There is radiocarbon dating of bone tools, found in the Canadian Yukon, dating to 22,000 B.C. These tools are evidence of the human presence in that area at that time. However, the land as far south as the St. Lawrence River and Lake Erie was still covered by glacial ice 10,000 years ago, and thus the first inhabitants probably did not move into the southwestern Ontario area until several thousand years later.

Ancient Sites 10K – 8K Yrs Ago

The Yukon was not covered by ice 22,000 years ago and these found tools provide a rationale for the most widely accepted theory of how and when people moved into North America, the (1) Land Bridge Theory.

Human Migration Land Bridge Route

The Human Migration map, above, shows that ice covered the Rocky Mountains Range along the west coast with a narrow melted gap between the ice sheet covering all of Greenland and North America from Hudson Bay to Georgian Bay, Lake Ontario and the St. Lawrence River.
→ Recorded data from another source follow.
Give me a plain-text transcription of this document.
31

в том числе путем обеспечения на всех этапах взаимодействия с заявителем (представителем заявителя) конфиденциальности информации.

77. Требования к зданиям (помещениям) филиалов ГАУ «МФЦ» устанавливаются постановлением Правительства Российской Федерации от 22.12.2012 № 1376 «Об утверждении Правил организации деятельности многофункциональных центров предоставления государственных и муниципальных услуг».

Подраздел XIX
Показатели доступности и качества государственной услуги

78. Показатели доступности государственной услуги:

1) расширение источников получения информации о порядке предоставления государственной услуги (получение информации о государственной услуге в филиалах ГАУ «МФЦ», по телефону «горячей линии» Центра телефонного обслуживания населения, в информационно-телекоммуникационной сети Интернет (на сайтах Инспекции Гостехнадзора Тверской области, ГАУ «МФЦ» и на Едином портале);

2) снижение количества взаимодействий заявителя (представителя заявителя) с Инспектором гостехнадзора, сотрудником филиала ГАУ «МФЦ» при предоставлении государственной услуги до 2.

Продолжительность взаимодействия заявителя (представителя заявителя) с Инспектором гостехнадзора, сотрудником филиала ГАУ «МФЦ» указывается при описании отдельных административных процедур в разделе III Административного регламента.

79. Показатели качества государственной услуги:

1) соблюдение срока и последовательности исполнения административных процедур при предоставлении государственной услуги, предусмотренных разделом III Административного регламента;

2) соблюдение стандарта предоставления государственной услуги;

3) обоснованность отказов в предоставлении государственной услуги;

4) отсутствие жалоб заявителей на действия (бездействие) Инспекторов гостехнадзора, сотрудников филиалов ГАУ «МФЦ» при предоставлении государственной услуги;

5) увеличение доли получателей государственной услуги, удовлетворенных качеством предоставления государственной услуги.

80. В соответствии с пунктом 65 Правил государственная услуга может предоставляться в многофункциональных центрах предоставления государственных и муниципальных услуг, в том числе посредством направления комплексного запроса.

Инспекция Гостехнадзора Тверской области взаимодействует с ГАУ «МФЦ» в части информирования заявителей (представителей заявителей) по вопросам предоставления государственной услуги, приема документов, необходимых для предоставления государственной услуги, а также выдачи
The red arrows show the path of human migration from Asia (top left) across a ‘land bridge’ formed by the weight of ice pushing down on the earth’s tectonic plates and causing land to push up above water level. (Bering Strait) After the ice melted over thousands of years, the ‘land bridge’ sank under to water forming Bering Strait between Asia and North America.

The Land Bridge theory uses the information that humans living in Asia had originally migrated from southern and eastern Africa to the middle east, across Asia to the Siberia region, and thus across the ‘land bridge’ into North, Middle and South Americas. The exact dates are subject to change as more archaeological data is discovered.

As more evidence develops, additional theories arise: The (2) Coastal route theory says that some people may also have come from Asia by boat about 20-15,000 years ago; the (3) Europe route theory says that some people may also have come from Europe via Newfoundland to the eastern and southern area of the United States about 24 – 18,000 years ago.